William Webb (1834?–1897) was a collector and trader of plants and animals, active in the region around King George Sound in Southwest Australia.
Biography
William Webb was born sometime around 1834 in Staffordshire, England, and emigrated to Albany, Western Australia in 1862. He is thought to have partnered with another collector of the region, George Maxwell, and advertised his series in local newspapers. His activity in distributing specimens to scientific collection continued into the 1890s, continuing the business after Maxwell's death in 1880. He died in 1897.[1]
Works
Amongst the specimens provided by Webb is the 1874 collection of Potorous platyops, the last of a small marsupial species named moda, a series of five animals forwarded and held at the Macleay Museum in Sydney.[2]

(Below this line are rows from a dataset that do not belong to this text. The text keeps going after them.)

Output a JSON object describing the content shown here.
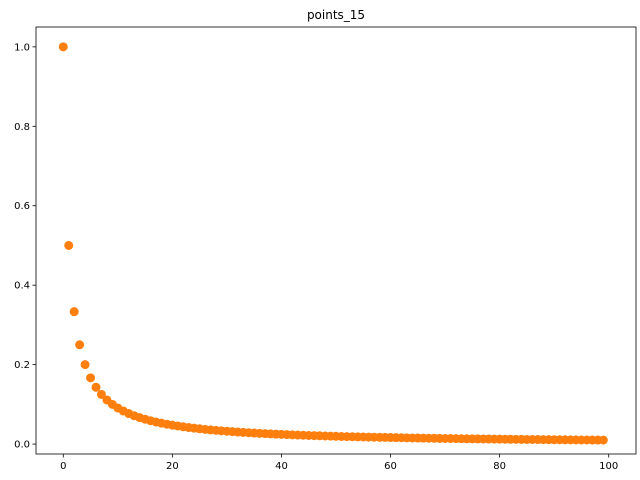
{
  "chart_data": {
    "type": "scatter",
    "title": "points_15",
    "xlabel": "",
    "ylabel": "",
    "xlim": [
      -5,
      105
    ],
    "ylim": [
      -0.025,
      1.05
    ],
    "xticks": [
      0,
      20,
      40,
      60,
      80,
      100
    ],
    "yticks": [
      0.0,
      0.2,
      0.4,
      0.6,
      0.8,
      1.0
    ],
    "xtick_labels": [
      "0",
      "20",
      "40",
      "60",
      "80",
      "100"
    ],
    "ytick_labels": [
      "0.0",
      "0.2",
      "0.4",
      "0.6",
      "0.8",
      "1.0"
    ],
    "grid": false,
    "legend": false,
    "series": [
      {
        "color": "#ff7f0e",
        "x": [
          0,
          1,
          2,
          3,
          4,
          5,
          6,
          7,
          8,
          9,
          10,
          11,
          12,
          13,
          14,
          15,
          16,
          17,
          18,
          19,
          20,
          21,
          22,
          23,
          24,
          25,
          26,
          27,
          28,
          29,
          30,
          31,
          32,
          33,
          34,
          35,
          36,
          37,
          38,
          39,
          40,
          41,
          42,
          43,
          44,
          45,
          46,
          47,
          48,
          49,
          50,
          51,
          52,
          53,
          54,
          55,
          56,
          57,
          58,
          59,
          60,
          61,
          62,
          63,
          64,
          65,
          66,
          67,
          68,
          69,
          70,
          71,
          72,
          73,
          74,
          75,
          76,
          77,
          78,
          79,
          80,
          81,
          82,
          83,
          84,
          85,
          86,
          87,
          88,
          89,
          90,
          91,
          92,
          93,
          94,
          95,
          96,
          97,
          98,
          99
        ],
        "y": [
          1.0,
          0.5,
          0.3333,
          0.25,
          0.2,
          0.1667,
          0.1429,
          0.125,
          0.1111,
          0.1,
          0.0909,
          0.0833,
          0.0769,
          0.0714,
          0.0667,
          0.0625,
          0.0588,
          0.0556,
          0.0526,
          0.05,
          0.0476,
          0.0455,
          0.0435,
          0.0417,
          0.04,
          0.0385,
          0.037,
          0.0357,
          0.0345,
          0.0333,
          0.0323,
          0.0313,
          0.0303,
          0.0294,
          0.0286,
          0.0278,
          0.027,
          0.0263,
          0.0256,
          0.025,
          0.0244,
          0.0238,
          0.0233,
          0.0227,
          0.0222,
          0.0217,
          0.0213,
          0.0208,
          0.0204,
          0.02,
          0.0196,
          0.0192,
          0.0189,
          0.0185,
          0.0182,
          0.0179,
          0.0175,
          0.0172,
          0.0169,
          0.0167,
          0.0164,
          0.0161,
          0.0159,
          0.0156,
          0.0154,
          0.0152,
          0.0149,
          0.0147,
          0.0145,
          0.0143,
          0.0141,
          0.0139,
          0.0137,
          0.0135,
          0.0133,
          0.0132,
          0.013,
          0.0128,
          0.0127,
          0.0125,
          0.0123,
          0.0122,
          0.012,
          0.0119,
          0.0118,
          0.0116,
          0.0115,
          0.0114,
          0.0112,
          0.0111,
          0.011,
          0.0109,
          0.0108,
          0.0106,
          0.0105,
          0.0104,
          0.0103,
          0.0102,
          0.0101,
          0.01
        ]
      }
    ]
  }
}
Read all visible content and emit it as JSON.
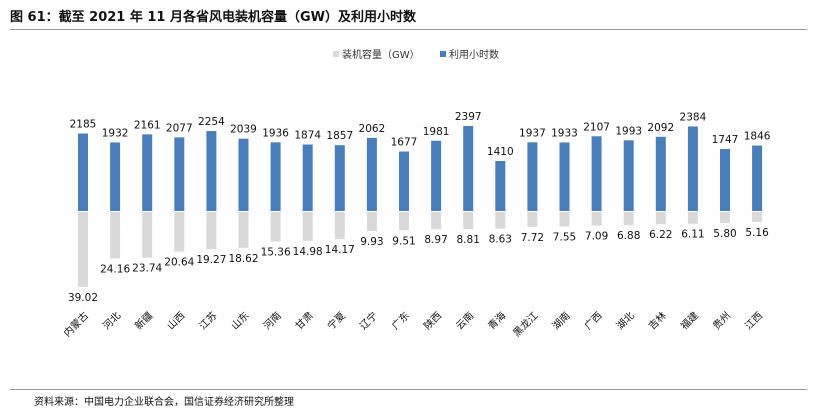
{
  "header": {
    "title": "图 61：截至 2021 年 11 月各省风电装机容量（GW）及利用小时数"
  },
  "footer": {
    "source": "资料来源：中国电力企业联合会，国信证券经济研究所整理"
  },
  "chart_data": {
    "type": "bar",
    "title": "",
    "legend_position": "top-center",
    "categories": [
      "内蒙古",
      "河北",
      "新疆",
      "山西",
      "江苏",
      "山东",
      "河南",
      "甘肃",
      "宁夏",
      "辽宁",
      "广东",
      "陕西",
      "云南",
      "青海",
      "黑龙江",
      "湖南",
      "广西",
      "湖北",
      "吉林",
      "福建",
      "贵州",
      "江西"
    ],
    "series": [
      {
        "name": "装机容量（GW）",
        "color": "#d9d9d9",
        "direction": "down",
        "values": [
          39.02,
          24.16,
          23.74,
          20.64,
          19.27,
          18.62,
          15.36,
          14.98,
          14.17,
          9.93,
          9.51,
          8.97,
          8.81,
          8.63,
          7.72,
          7.55,
          7.09,
          6.88,
          6.22,
          6.11,
          5.8,
          5.16
        ]
      },
      {
        "name": "利用小时数",
        "color": "#4a7ebb",
        "direction": "up",
        "values": [
          2185,
          1932,
          2161,
          2077,
          2254,
          2039,
          1936,
          1874,
          1857,
          2062,
          1677,
          1981,
          2397,
          1410,
          1937,
          1933,
          2107,
          1993,
          2092,
          2384,
          1747,
          1846
        ]
      }
    ]
  }
}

The botanist Ferdinand von Mueller notes the purchase of algae from a Mr Webb, assumed to be this individual, as the trader but not collector of the series found at Israelite Bay.[3] He is mentioned by J. C. Hassell as collecting in his company at Mount Manypeaks and the Torbay region west of Albany, at Nornalup, and elsewhere. Hassell gives a record of hearing the noisy scrub bird, Atrichornis clamosus, a rare and elusive species with a piercing and unmistakable call.[2]
References
- ↑ Serventy, D. L.; Whittell, H. M. (1951). "History of Western Australian Ornithology, part 3 The Barren years". A handbook of the birds of Western Australia (with the exception of the Kimberley division) (2nd ed.). Perth: Paterson Brokensha. pp. 36–37.
- 1 2 Abbott, I. (2008). "Historical perspectives of the ecology of some conspicuous vertebrate species in south-west Western Australia" (PDF). Conservation Science W. Aust. 6 (3): 42–48.
- ↑ Short, P.S. (1990). "Politics and the purchase of private herbaria by the national Herbarium of Victoria". History of systematic botany in Australasia : proceedings of a symposium held at the University of Melbourne, 25-27 May 1988. Melbourne: Australian Systematic Botany Society. p. 196. ISBN 073168463X.